Could you make ends meet on $121 per month

Black and white picture of Lissa Jones Lofgren. She has curly hair and wears glasses.

Could you make ends meet with just $121 per month to pay for transportation, your cell phone, clothing, hygiene products, and the rest of your essential living costs? What limits and barriers would it put on your ability to stay healthy, work, save for the future, and live your life?

These are questions that many prospective Haven Housing residents have to wrestle with.

OK, let’s back up and do some learning together while shedding light on one of the challenges the women we serve face in securing stable housing. 

In Minnesota, we have a program called Housing Support, which pays for room and board for adults with disabilities and seniors living on low incomes. About 27% of the more than 20,000 Minnesotans that utilize Housing Support each month also receive supplemental services to help them live healthy, safe lives.

The program effectively helps Minnesotans living on low incomes maintain stable housing after experiencing homelessness or chemical or mental health crises. We appreciate how the program allows people to choose to live in a community setting like Haven Housing @ Next Step Housing or Board and Lodge setting like Haven Housing @ Ascension Place, where they have a private room, three meals a day, supportive services, and peer support.

The problem? The Housing Support program does not make housing affordable, and not everyone who is eligible for the program is treated the same. Perversely, disabled people and people living on the lowest incomes may have to pay up to 90% of their benefits toward their room and board in the Housing Support program.

Are you concerned? Let’s dig in.

More than half of the Minnesotans who utilize Housing Support are disabled, live on very low incomes, and receive a form of government assistance called Supplemental Security Income (SSI). Our current state laws require that Housing Support participants who receive SSI contribute 90% of their benefit to cover the costs of the Housing Support program, leaving them just $121 each month to cover EVERY OTHER EXPENSE in their lives.

Housing is considered affordable when the person living there doesn’t pay more than 30% of their income towards housing costs. Many other public assistance programs, like Housing Choice Vouchers (previously known as Section 8), use this 30% measure to determine how much a person must contribute. Why doesn’t Housing Support? 

When women who receive SSI explore living at Haven Housing @ Ascension Place and find out they will need to surrender 90% of their income, many choose not to move in. They may choose homelessness or live in a more vulnerable situation rather than surrender the lion's share of their income.

For those who do move in, living on just $121 a month is extremely difficult. How is a person supposed to save for future goals—for a deposit and first month’s rent on their own apartment, for example—if they are paying for transportation, phone, clothing, hygiene products, emergency expenses, and saving on $121 each month? 

Haven Housing @ Ascension Place is designed to be an interim step between chemical or mental health treatment, shelter, prison, or housing instability and a person living in their own apartment. Are we setting people up for success by asking them to choose between paying 90% of their SSI benefit toward housing and their other needs? If the person prioritizes their other needs for just one month, they could lose their housing and be discharged from Haven Housing, resulting in an episode of homelessness.

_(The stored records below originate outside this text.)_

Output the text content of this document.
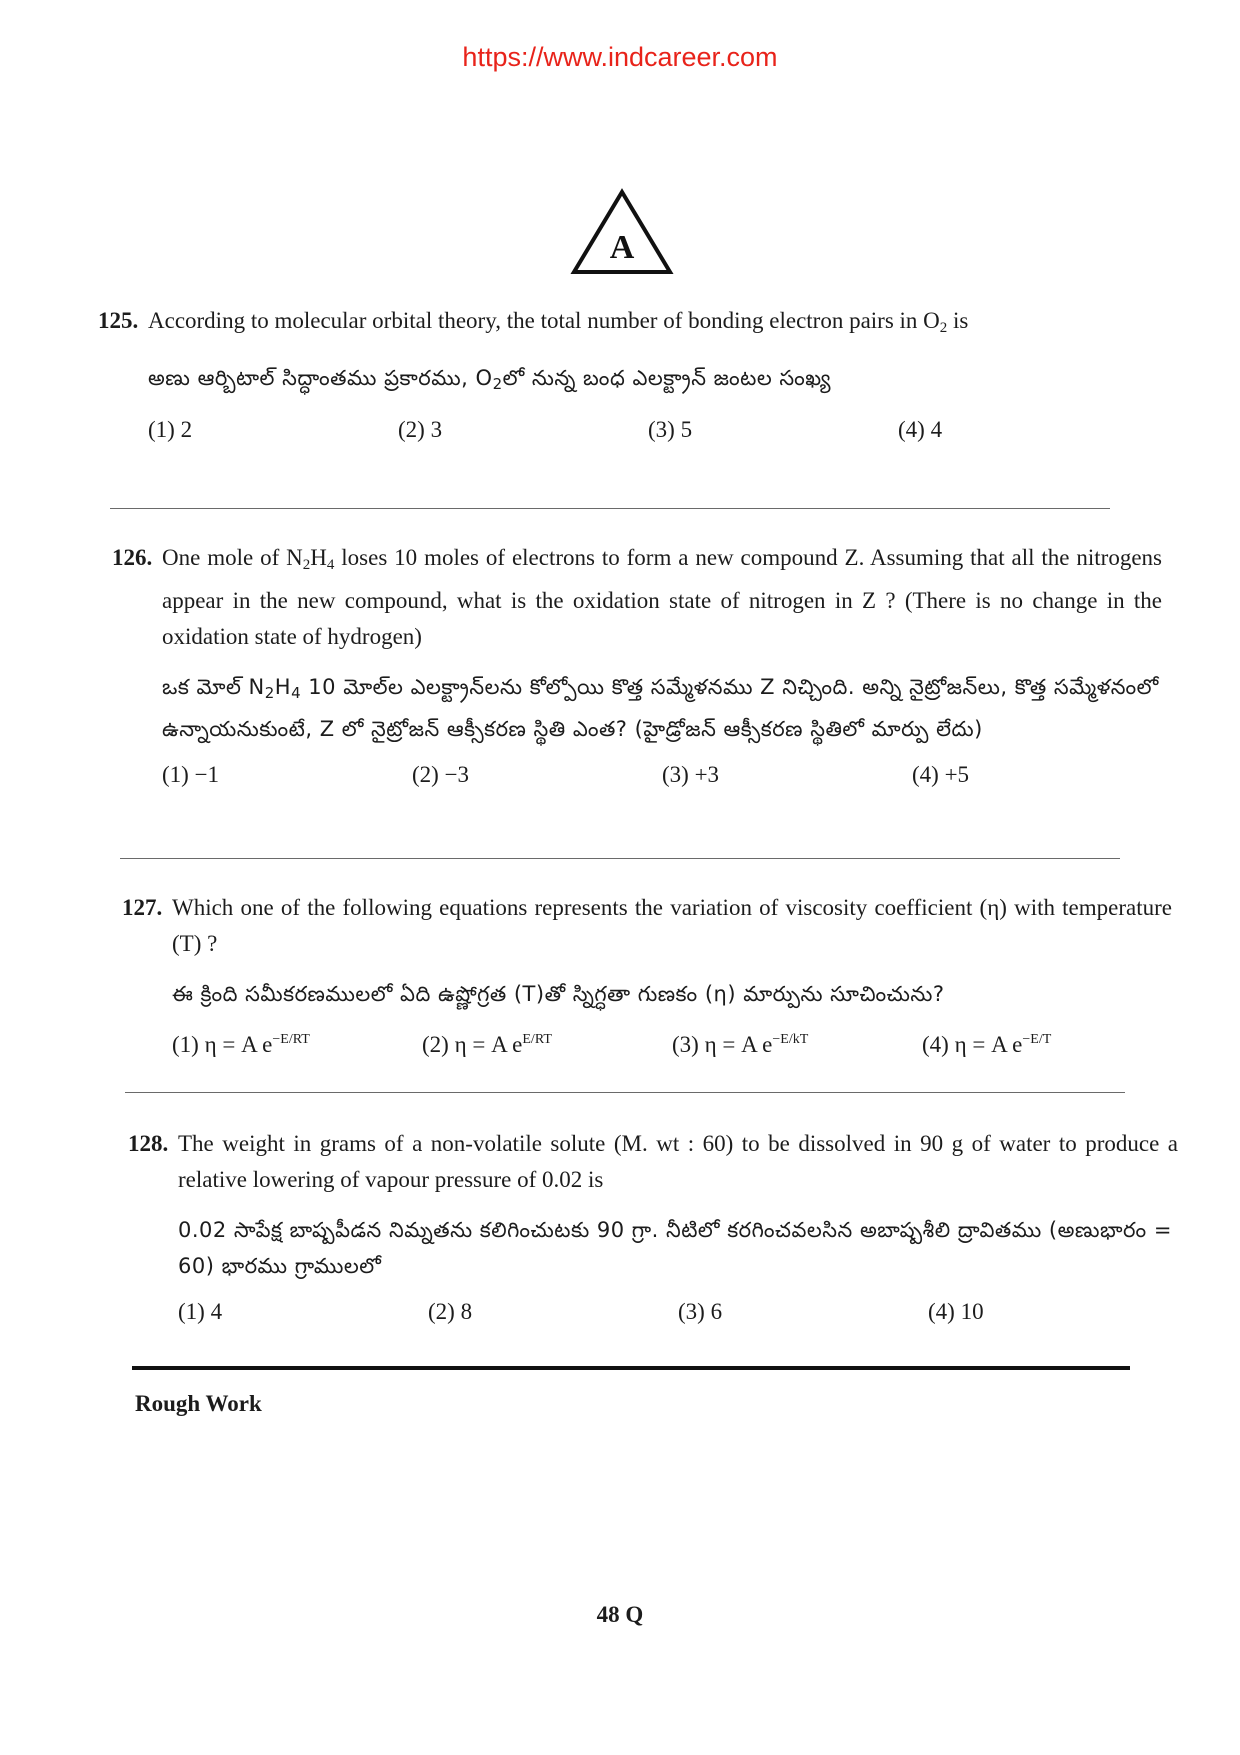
https://www.indcareer.com
A
125. According to molecular orbital theory, the total number of bonding electron pairs in $O_2$ is

అణు ఆర్బిటాల్ సిద్ధాంతము ప్రకారము, $O_2లో$ నున్న బంధ ఎలక్ట్రాన్ జంటల సంఖ్య

(1) 2	(2) 3	(3) 5	(4) 4
126. One mole of $N_2H_4$ loses 10 moles of electrons to form a new compound Z. Assuming that all the nitrogens appear in the new compound, what is the oxidation state of nitrogen in Z ? (There is no change in the oxidation state of hydrogen)

ఒక మోల్ $N_2H_4$ 10 మోల్‌ల ఎలక్ట్రాన్‌లను కోల్పోయి కొత్త సమ్మేళనము Z నిచ్చింది. అన్ని నైట్రోజన్‌లు, కొత్త సమ్మేళనంలో ఉన్నాయనుకుంటే, Z లో నైట్రోజన్ ఆక్సీకరణ స్థితి ఎంత? (హైడ్రోజన్ ఆక్సీకరణ స్థితిలో మార్పు లేదు)

(1) −1	(2) −3	(3) +3	(4) +5
127. Which one of the following equations represents the variation of viscosity coefficient (η) with temperature (T) ?

ఈ క్రింది సమీకరణములలో ఏది ఉష్ణోగ్రత (T)తో స్నిగ్ధతా గుణకం (η) మార్పును సూచించును?

(1) η = A $e^{-E/RT}$	(2) η = A $e^{E/RT}$	(3) η = A $e^{-E/kT}$	(4) η = A $e^{-E/T}$
128. The weight in grams of a non-volatile solute (M. wt : 60) to be dissolved in 90 g of water to produce a relative lowering of vapour pressure of 0.02 is

0.02 సాపేక్ష బాష్పపీడన నిమ్నతను కలిగించుటకు 90 గ్రా. నీటిలో కరగించవలసిన అబాష్పశీలి ద్రావితము (అణుభారం = 60) భారము గ్రాములలో

(1) 4	(2) 8	(3) 6	(4) 10
Rough Work
48 Q
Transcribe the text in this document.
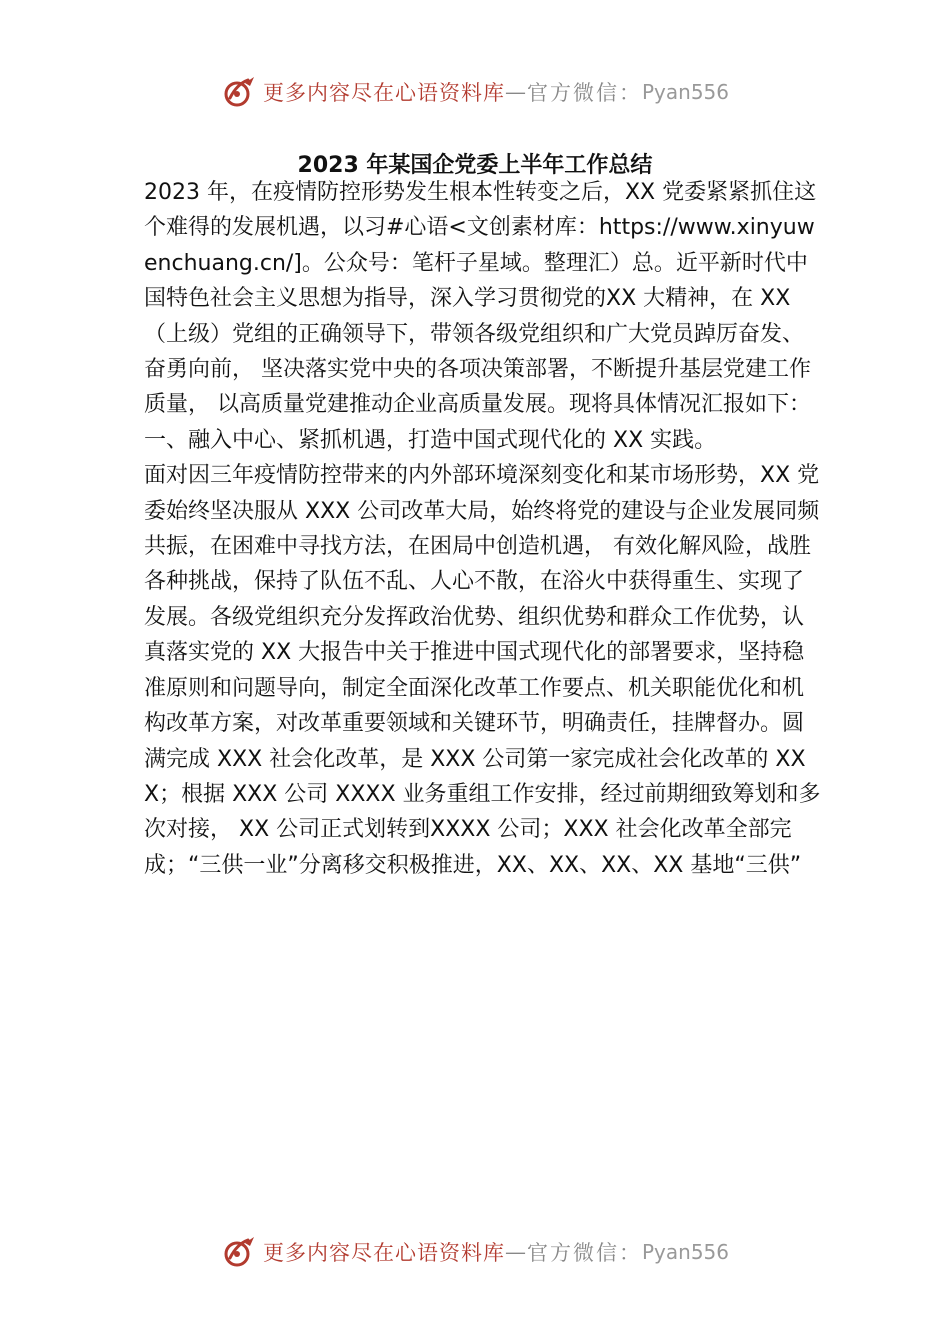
更多内容尽在心语资料库 — 官方微信： Pyan556
2023 年某国企党委上半年工作总结

2023 年，在疫情防控形势发生根本性转变之后，XX 党委紧紧抓住这个难得的发展机遇，以习#心语<文创素材库：https://www.xinyuwenchuang.cn/]。公众号：笔杆子星域。整理汇）总。近平新时代中国特色社会主义思想为指导，深入学习贯彻党的XX 大精神，在 XX（上级）党组的正确领导下，带领各级党组织和广大党员踔厉奋发、奋勇向前， 坚决落实党中央的各项决策部署，不断提升基层党建工作质量， 以高质量党建推动企业高质量发展。现将具体情况汇报如下： 一、融入中心、紧抓机遇，打造中国式现代化的 XX 实践。

面对因三年疫情防控带来的内外部环境深刻变化和某市场形势，XX 党委始终坚决服从 XXX 公司改革大局，始终将党的建设与企业发展同频共振，在困难中寻找方法，在困局中创造机遇， 有效化解风险，战胜各种挑战，保持了队伍不乱、人心不散，在浴火中获得重生、实现了发展。各级党组织充分发挥政治优势、组织优势和群众工作优势，认真落实党的 XX 大报告中关于推进中国式现代化的部署要求，坚持稳准原则和问题导向，制定全面深化改革工作要点、机关职能优化和机构改革方案，对改革重要领域和关键环节，明确责任，挂牌督办。圆满完成 XXX 社会化改革，是 XXX 公司第一家完成社会化改革的 XXX；根据 XXX 公司 XXXX 业务重组工作安排，经过前期细致筹划和多次对接， XX 公司正式划转到XXXX 公司；XXX 社会化改革全部完成；“三供一业”分离移交积极推进，XX、XX、XX、XX 基地“三供”

更多内容尽在心语资料库 — 官方微信： Pyan556
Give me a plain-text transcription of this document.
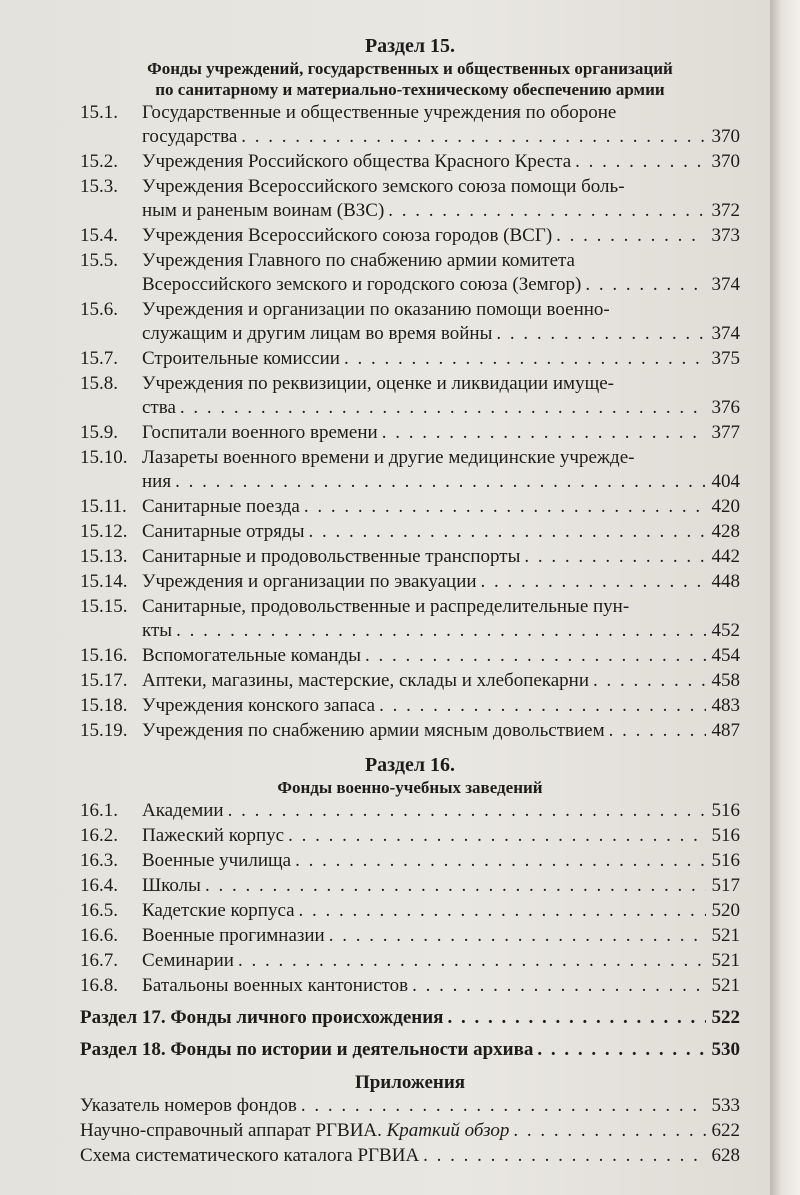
Раздел 15.
Фонды учреждений, государственных и общественных организаций
по санитарному и материально-техническому обеспечению армии
15.1.	Государственные и общественные учреждения по обороне
государства . . .	370
15.2.	Учреждения Российского общества Красного Креста . . .	370
15.3.	Учреждения Всероссийского земского союза помощи боль-
ным и раненым воинам (ВЗС) . . .	372
15.4.	Учреждения Всероссийского союза городов (ВСГ) . . .	373
15.5.	Учреждения Главного по снабжению армии комитета
Всероссийского земского и городского союза (Земгор) . . .	374
15.6.	Учреждения и организации по оказанию помощи военно-
служащим и другим лицам во время войны . . .	374
15.7.	Строительные комиссии . . .	375
15.8.	Учреждения по реквизиции, оценке и ликвидации имуще-
ства . . .	376
15.9.	Госпитали военного времени . . .	377
15.10. Лазареты военного времени и другие медицинские учрежде-
ния . . .	404
15.11. Санитарные поезда . . .	420
15.12. Санитарные отряды . . .	428
15.13. Санитарные и продовольственные транспорты . . .	442
15.14. Учреждения и организации по эвакуации . . .	448
15.15. Санитарные, продовольственные и распределительные пун-
кты . . .	452
15.16. Вспомогательные команды . . .	454
15.17. Аптеки, магазины, мастерские, склады и хлебопекарни . . .	458
15.18. Учреждения конского запаса . . .	483
15.19. Учреждения по снабжению армии мясным довольствием . . .	487
Раздел 16.
Фонды военно-учебных заведений
16.1.	Академии . . .	516
16.2.	Пажеский корпус . . .	516
16.3.	Военные училища . . .	516
16.4.	Школы . . .	517
16.5.	Кадетские корпуса . . .	520
16.6.	Военные прогимназии . . .	521
16.7.	Семинарии . . .	521
16.8.	Батальоны военных кантонистов . . .	521
Раздел 17. Фонды личного происхождения . . .	522
Раздел 18. Фонды по истории и деятельности архива . . .	530
Приложения
Указатель номеров фондов . . .	533
Научно-справочный аппарат РГВИА. Краткий обзор . . .	622
Схема систематического каталога РГВИА . . .	628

The supportive environment Haven Housing provides women, non-binary people, and their families is top quality. I know that, and as one of our supporters, I know you do too. But we are still working within unjust systems. This version of the Housing Support program is better than no Housing Support program, but Minnesota can do better. We can rewrite the law so that the program better helps Minnesotans achieve housing stability, rather than keeping them locked in extreme poverty and reliant on a program that is nearly impossible to graduate from.

Thankfully, there are efforts afoot to chart a better path. We are excited to join our partners at the Minnesota Coalition of the Homeless and Catholic Charities this year to push for an update to the state law that would change Housing Support contribution calculations to allow people receiving an SSI benefit to retain more of their personal income.

I want to close with the words of one of our Haven Housing residents:

"Receiving SSI and living in a Housing Support program makes me feel stuck. I am unable to save any money because the state requires me to pay $730 towards my stay and I can only keep $121 for other expenses. I don't mean to sound ungrateful, I am so thankful for all that you do, but these policies are forcing me to stay living in poverty. It's hard to have hope when I am unable to work due to my disability, and my income is treated differently than if I was receiving money through employment."

If we could make this change, we could create more hope. We could help more individuals exit homelessness by removing barriers to enroll in Housing Support, a program that we know works! Haven Housing is committed to creating future where we make this change and we hope you will join us.

Legislative Update March 2023

Tell your legislators to support House File 732 or Senate File 992 to modify the income definitions in the Housing Support Program and change this harmful policy.


A previous version of this blog used noted that Housing Support participants receiving SSI could only keep $111 of their income. This was the 2022 amount. The blog has been updated to reflect the increase to $121 in 2023.